Attempt at a solution
I've already proved this statement for $f:E \to \mathbb R$ with $E$ of finite measure. My idea was to partition $\mathbb R$ in disjoint intervals of the form $[k,k+1)$ for $k$ integer, then, on each of these intervals extract a closed set $F_k$ such that $f$ is continuous on this set and such that when I take the countable union of the complement of each $F_k$, the measure of this union is less than $\epsilon$. Then I could linearly extend $f$ to the union such that the extension $g$ is continuous on the real line. 
So, suppose the statement is true for sets of finite measure. For each $k$ integer, there exists $F_k$ closed set such that $m({F_k}^c)<\dfrac{\epsilon}{2^{|k|}}$ and $f|_{F_k}$ is continuous.
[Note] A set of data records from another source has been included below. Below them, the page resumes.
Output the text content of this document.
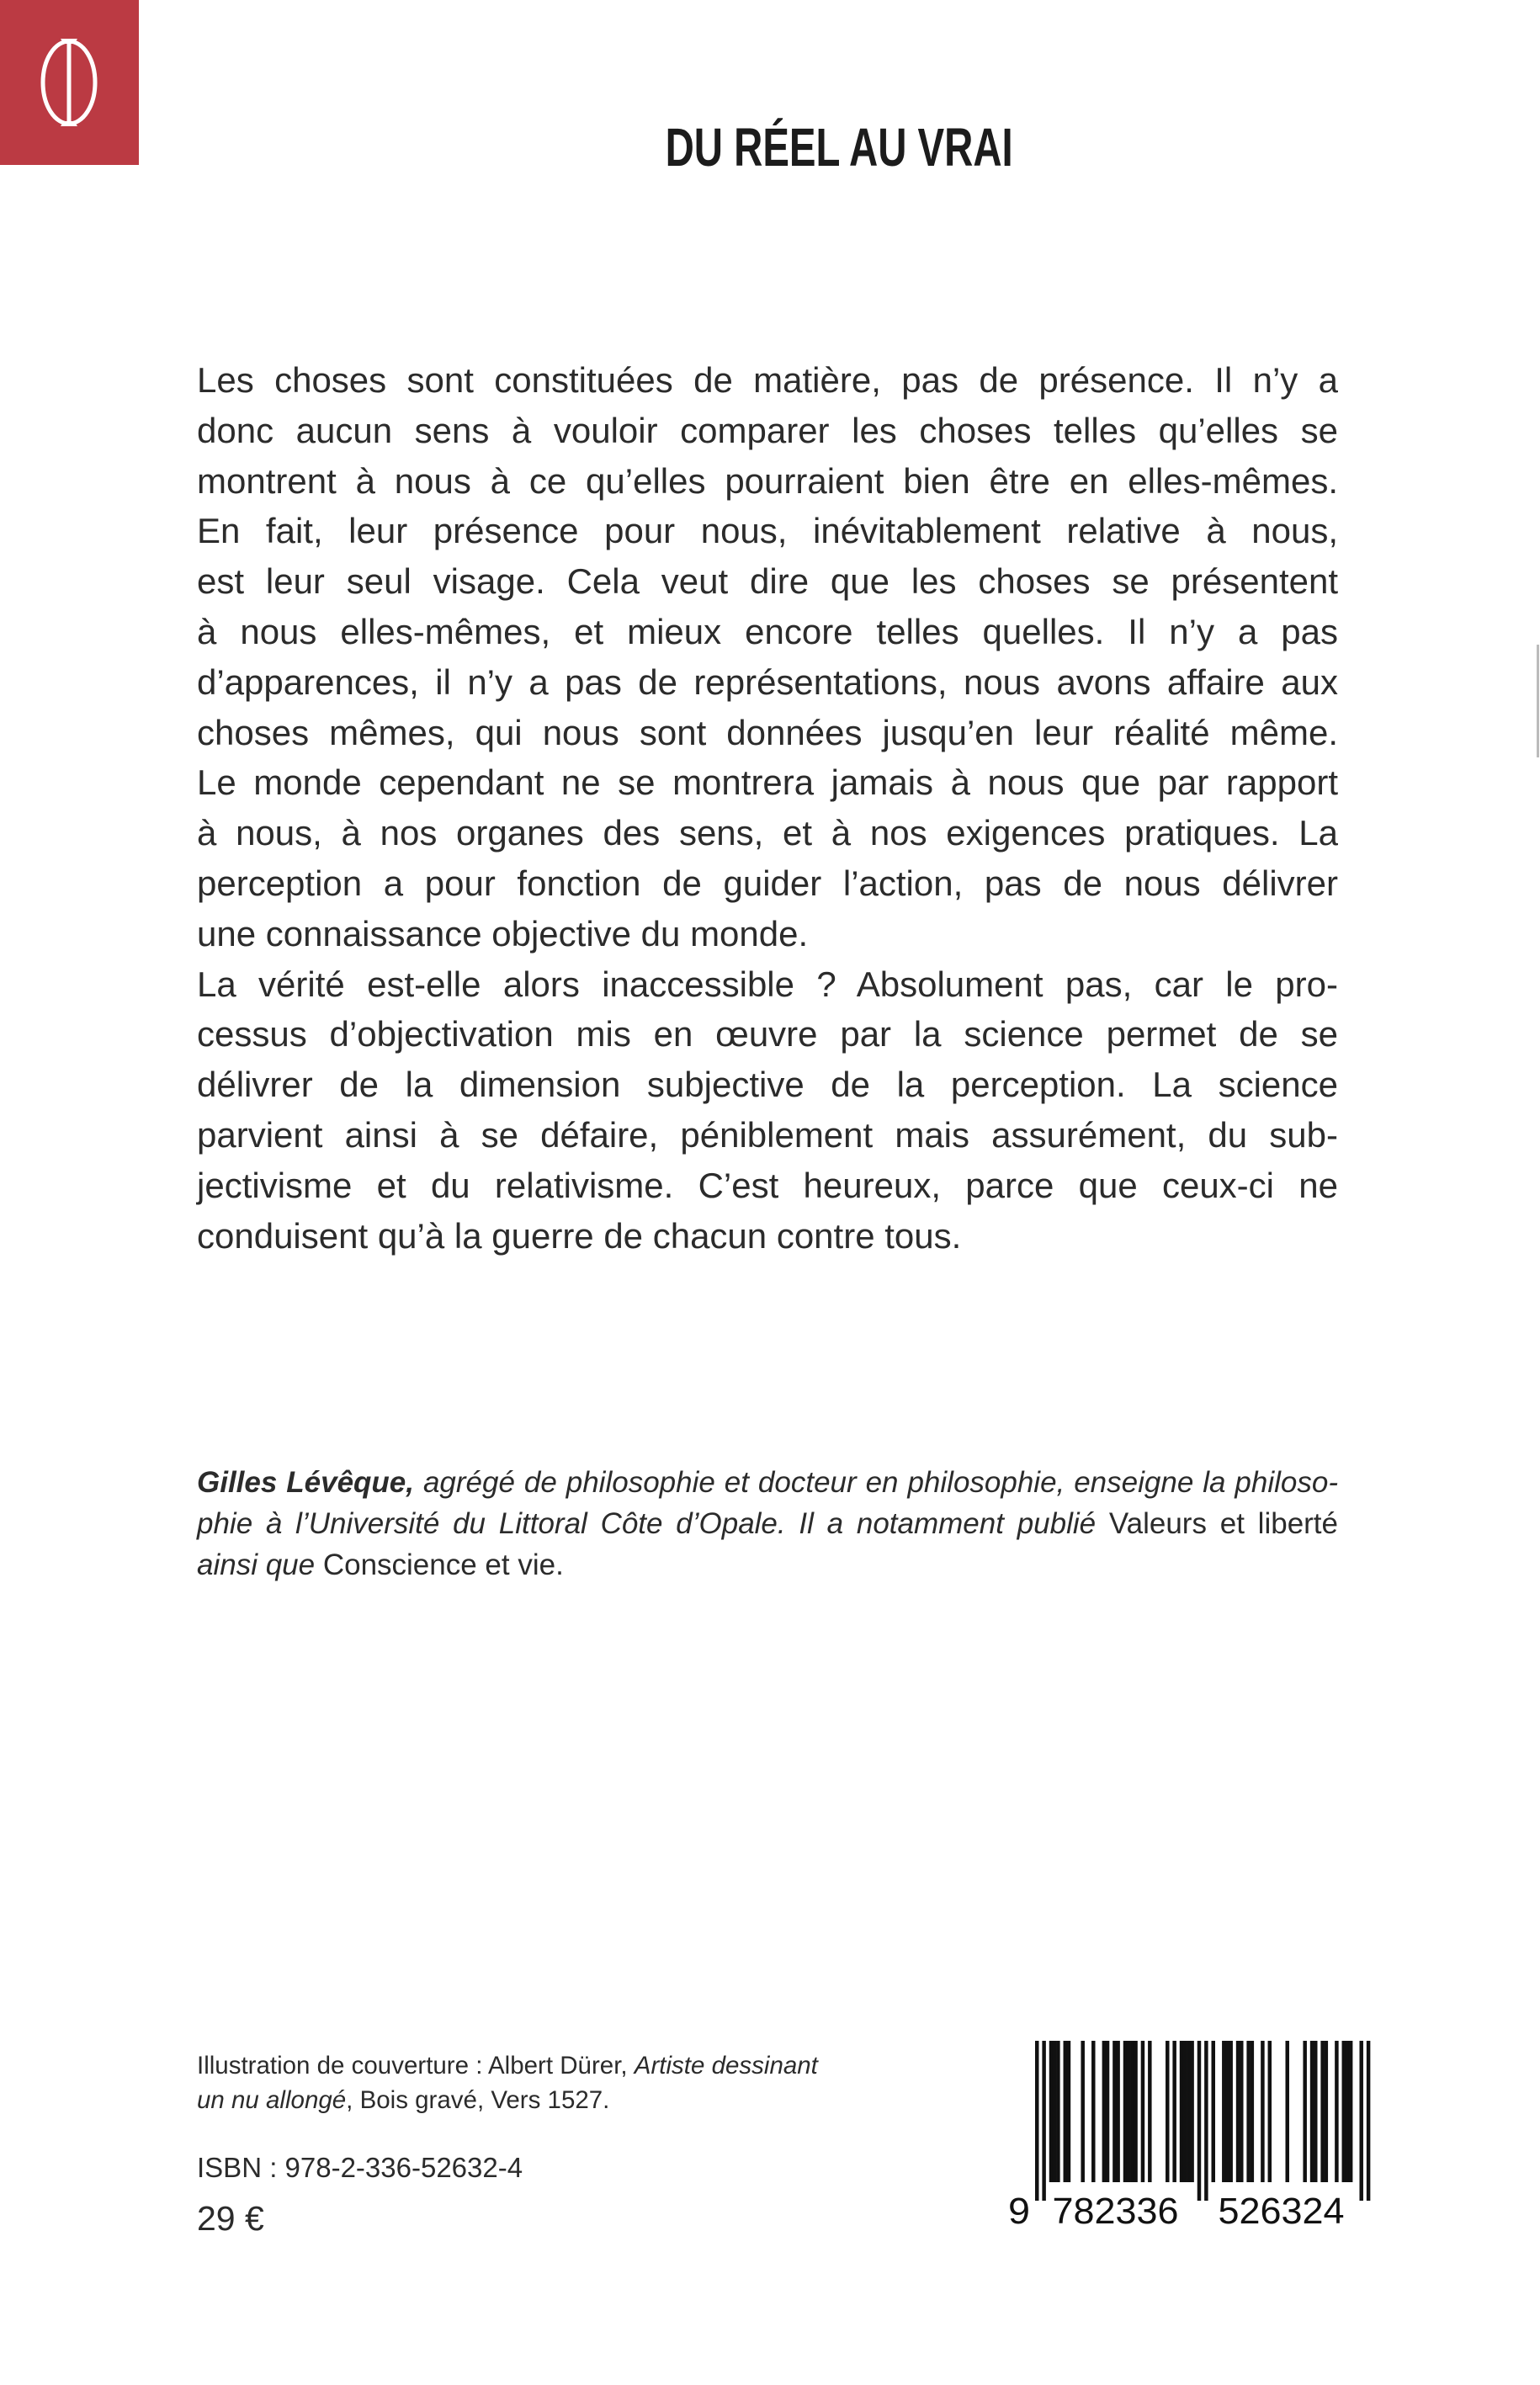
DU RÉEL AU VRAI
Les choses sont constituées de matière, pas de présence. Il n’y a
donc aucun sens à vouloir comparer les choses telles qu’elles se
montrent à nous à ce qu’elles pourraient bien être en elles-mêmes.
En fait, leur présence pour nous, inévitablement relative à nous,
est leur seul visage. Cela veut dire que les choses se présentent
à nous elles-mêmes, et mieux encore telles quelles. Il n’y a pas
d’apparences, il n’y a pas de représentations, nous avons affaire aux
choses mêmes, qui nous sont données jusqu’en leur réalité même.
Le monde cependant ne se montrera jamais à nous que par rapport
à nous, à nos organes des sens, et à nos exigences pratiques. La
perception a pour fonction de guider l’action, pas de nous délivrer
une connaissance objective du monde.
La vérité est-elle alors inaccessible ? Absolument pas, car le pro-
cessus d’objectivation mis en œuvre par la science permet de se
délivrer de la dimension subjective de la perception. La science
parvient ainsi à se défaire, péniblement mais assurément, du sub-
jectivisme et du relativisme. C’est heureux, parce que ceux-ci ne
conduisent qu’à la guerre de chacun contre tous.
Gilles Lévêque, agrégé de philosophie et docteur en philosophie, enseigne la philoso-
phie à l’Université du Littoral Côte d’Opale. Il a notamment publié Valeurs et liberté
ainsi que Conscience et vie.
Illustration de couverture : Albert Dürer, Artiste dessinant
un nu allongé, Bois gravé, Vers 1527.
ISBN : 978-2-336-52632-4
29 €	9 782336 526324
Now $G=\bigcup_{k \in \mathbb N} {F_k}^c$ is an open set, so it can be expressed as a union of disjoint intervals, that means, $G=\bigcup_{k \in \mathbb N}(a_k,b_k)$. I thought of defining $g:\mathbb R \to \mathbb R$ as  
$$g(x)= \begin{cases} \dfrac{x-a_k}{b_k-a_k}f(b_k)+f(a_k) &\text{if }x \in G
\\ f(x) &\text{if }x \in G^c \\ \end{cases}$$
I am not sure if this construction works, I don't know what to do for example if $x \in G$ and I have a sequence $x_k \to x$ such that there are infinitely $x_k$'s in $G$ and infinitely $x_k$'s in $G^c$. I would appreciate if someone could help me to show the continuity of $g$ or suggest me how to construct $g$ if my construction doesn't work. Thanks in advance.
 A: Your constructions of $g$ definitely works.
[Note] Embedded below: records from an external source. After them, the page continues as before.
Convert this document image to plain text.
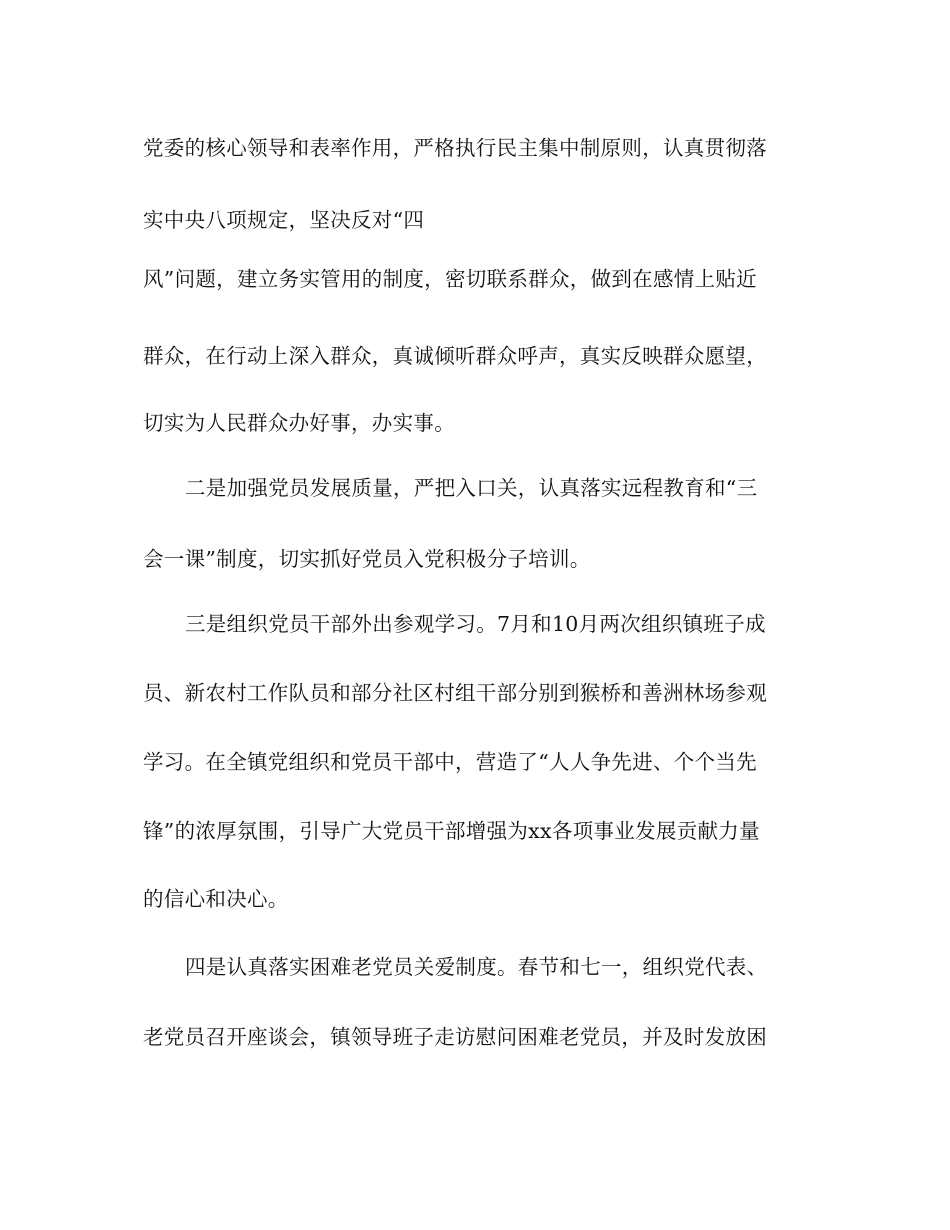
党委的核心领导和表率作用，严格执行民主集中制原则，认真贯彻落
实中央八项规定，坚决反对“四
风”问题，建立务实管用的制度，密切联系群众，做到在感情上贴近
群众，在行动上深入群众，真诚倾听群众呼声，真实反映群众愿望，
切实为人民群众办好事，办实事。
二是加强党员发展质量，严把入口关，认真落实远程教育和“三
会一课”制度，切实抓好党员入党积极分子培训。
三是组织党员干部外出参观学习。7月和10月两次组织镇班子成
员、新农村工作队员和部分社区村组干部分别到猴桥和善洲林场参观
学习。在全镇党组织和党员干部中，营造了“人人争先进、个个当先
锋”的浓厚氛围，引导广大党员干部增强为xx各项事业发展贡献力量
的信心和决心。
四是认真落实困难老党员关爱制度。春节和七一，组织党代表、
老党员召开座谈会，镇领导班子走访慰问困难老党员，并及时发放困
To show that $g$ is continuous on $\mathbb R$, there are two cases: for $x\in G$, as $G$ is open and $g$ is linear when restricted to each $(a_k, b_k)$, $g$ is continuous there. 
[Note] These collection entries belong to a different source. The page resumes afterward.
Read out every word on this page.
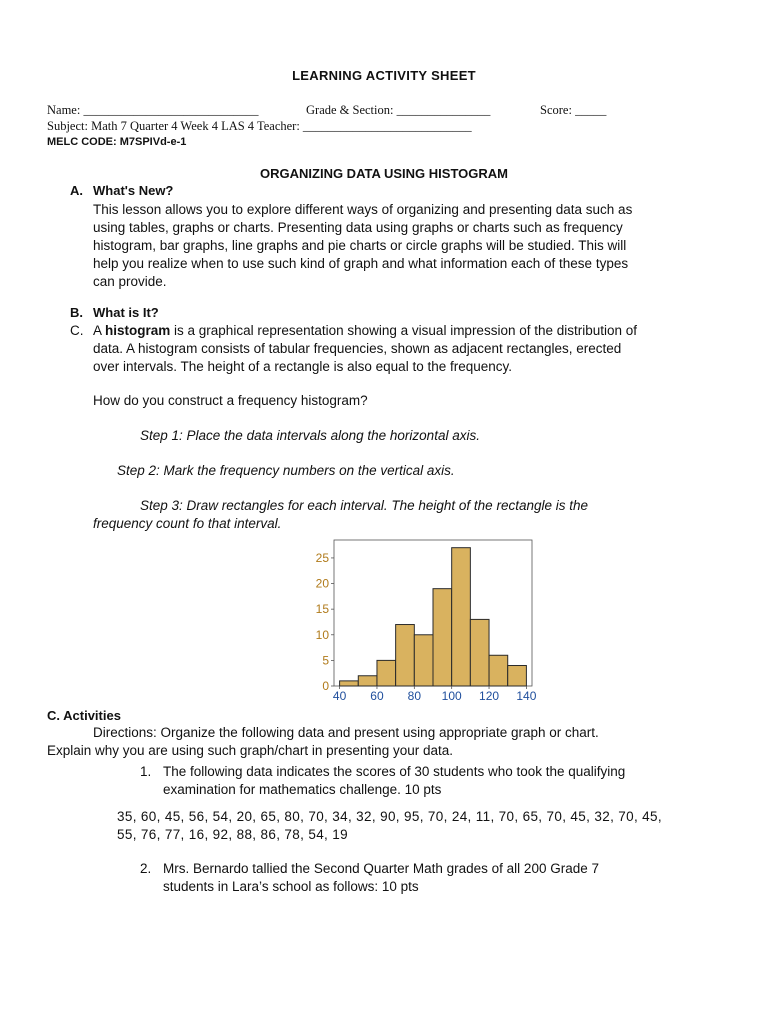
LEARNING ACTIVITY SHEET
Name: ____________________________	Grade & Section: _______________	Score: _____
Subject: Math 7 Quarter 4 Week 4 LAS 4 Teacher: ___________________________
MELC CODE: M7SPIVd-e-1
ORGANIZING DATA USING HISTOGRAM
A. What's New?
This lesson allows you to explore different ways of organizing and presenting data such as
using tables, graphs or charts. Presenting data using graphs or charts such as frequency
histogram, bar graphs, line graphs and pie charts or circle graphs will be studied. This will
help you realize when to use such kind of graph and what information each of these types
can provide.
B. What is It?
C. A histogram is a graphical representation showing a visual impression of the distribution of
data. A histogram consists of tabular frequencies, shown as adjacent rectangles, erected
over intervals. The height of a rectangle is also equal to the frequency.
How do you construct a frequency histogram?
Step 1: Place the data intervals along the horizontal axis.
Step 2: Mark the frequency numbers on the vertical axis.
Step 3: Draw rectangles for each interval. The height of the rectangle is the
frequency count fo that interval.
0
5
10
15
20
25
40 60 80 100 120 140
C. Activities
Directions: Organize the following data and present using appropriate graph or chart.
Explain why you are using such graph/chart in presenting your data.
1. The following data indicates the scores of 30 students who took the qualifying
examination for mathematics challenge. 10 pts
35, 60, 45, 56, 54, 20, 65, 80, 70, 34, 32, 90, 95, 70, 24, 11, 70, 65, 70, 45, 32, 70, 45,
55, 76, 77, 16, 92, 88, 86, 78, 54, 19
2. Mrs. Bernardo tallied the Second Quarter Math grades of all 200 Grade 7
students in Lara’s school as follows: 10 pts
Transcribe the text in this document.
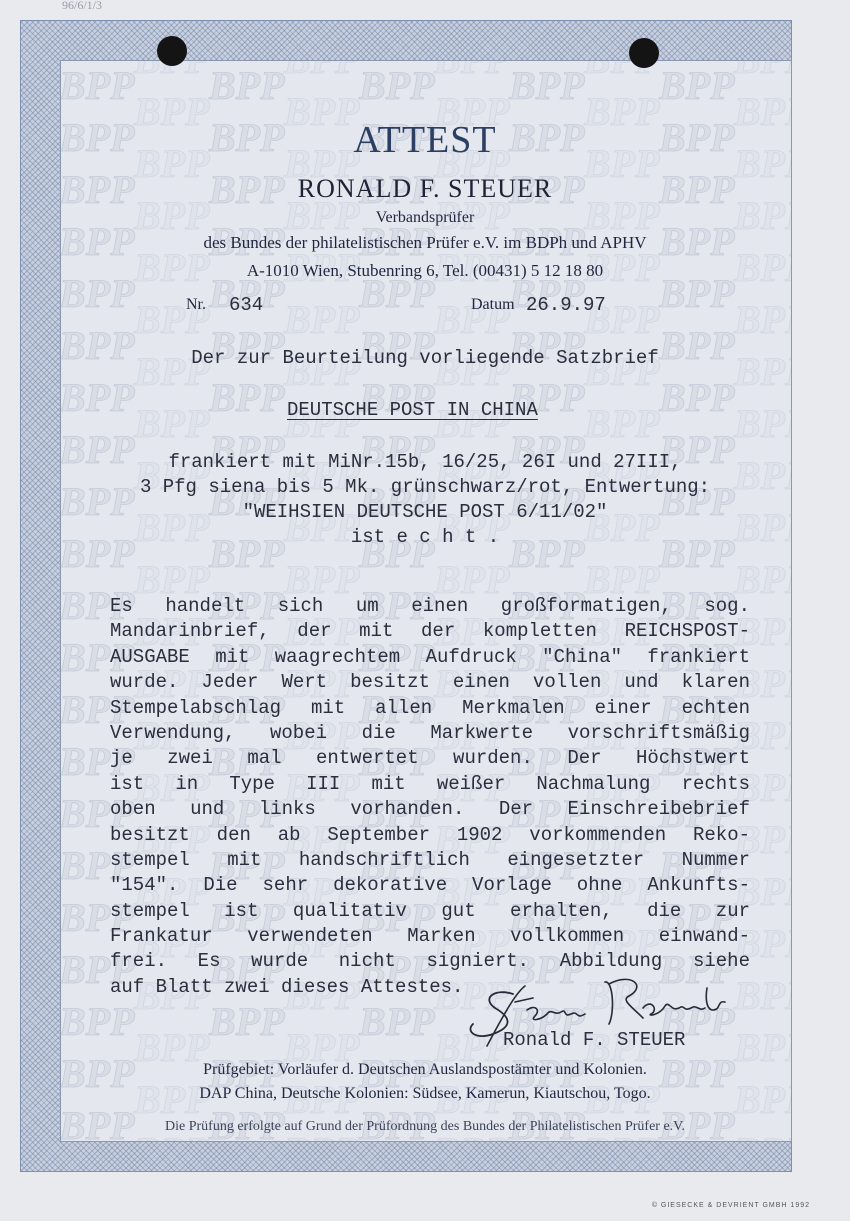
96/6/1/3
ATTEST
RONALD F. STEUER
Verbandsprüfer
des Bundes der philatelistischen Prüfer e.V. im BDPh und APHV
A-1010 Wien, Stubenring 6, Tel. (00431) 5 12 18 80
Nr. 634	Datum 26.9.97
Der zur Beurteilung vorliegende Satzbrief
DEUTSCHE POST IN CHINA
frankiert mit MiNr.15b, 16/25, 26I und 27III,
3 Pfg siena bis 5 Mk. grünschwarz/rot, Entwertung:
"WEIHSIEN DEUTSCHE POST 6/11/02"
ist e c h t .
Es handelt sich um einen großformatigen, sog.
Mandarinbrief, der mit der kompletten REICHSPOST-
AUSGABE mit waagrechtem Aufdruck "China" frankiert
wurde. Jeder Wert besitzt einen vollen und klaren
Stempelabschlag mit allen Merkmalen einer echten
Verwendung, wobei die Markwerte vorschriftsmäßig
je zwei mal entwertet wurden. Der Höchstwert
ist in Type III mit weißer Nachmalung rechts
oben und links vorhanden. Der Einschreibebrief
besitzt den ab September 1902 vorkommenden Reko-
stempel mit handschriftlich eingesetzter Nummer
"154". Die sehr dekorative Vorlage ohne Ankunfts-
stempel ist qualitativ gut erhalten, die zur
Frankatur verwendeten Marken vollkommen einwand-
frei. Es wurde nicht signiert. Abbildung siehe
auf Blatt zwei dieses Attestes.
Ronald F. STEUER
Prüfgebiet: Vorläufer d. Deutschen Auslandspostämter und Kolonien.
DAP China, Deutsche Kolonien: Südsee, Kamerun, Kiautschou, Togo.
Die Prüfung erfolgte auf Grund der Prüfordnung des Bundes der Philatelistischen Prüfer e.V.
© GIESECKE & DEVRIENT GMBH 1992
Assume $x\notin G$. Then as $f$ is continuous on $G^c$, for all $\epsilon >0$ there is $\delta$ so that  
$$(*)\ \ \ \ |f(x) - f(y)| < \epsilon$$
whenever $y\in G^c$ and $|y-x| < \delta$. Now let $k$ so that $(a_k , b_k) \subseteq (x-\delta, x+ \delta)$, then we have by $(*)$ 
$$|f(x) - f(a_k)|, |f(x) - f(b_k)| <\epsilon.$$
But as $g$ is defined as a linear function in $(a_k, b_k)$, for $y\in (a_k, b_k)$ we have (write $y = ta_k + (1-t) b_k$ for some $t\in (0,1)$)
$$\begin{split}
|g(x) - g(y)| &= |f(x) - g(ta_k + (1-t) b_k) \\
&= |f(x) - tf(a_k) - (1-t) f(b_k)| \\
&\le t|f(x) - f(a_k)| + (1-t)|f(x) - f(b_k)| < \epsilon
\end{split}$$
Now for any $k$, if $(a_k, b_k)$ intercept $(x-\delta, x+\delta)$ and is not contained in it, then we can consider $\delta_1 < \delta$ so that 
$$(a_k, b_k) \cap (x-\delta_1, x+\delta_1) = \emptyset.$$
Note that there are at most two $k$'s so that the above holds (intercept but not contained in $(x-\delta, x+\delta)$. Thus for all $y\in (x-\delta_1, x+ \delta_1)$, we have 
$$|g(x) - g(y)|<\epsilon$$
and thus $g$ is continuous at $x$.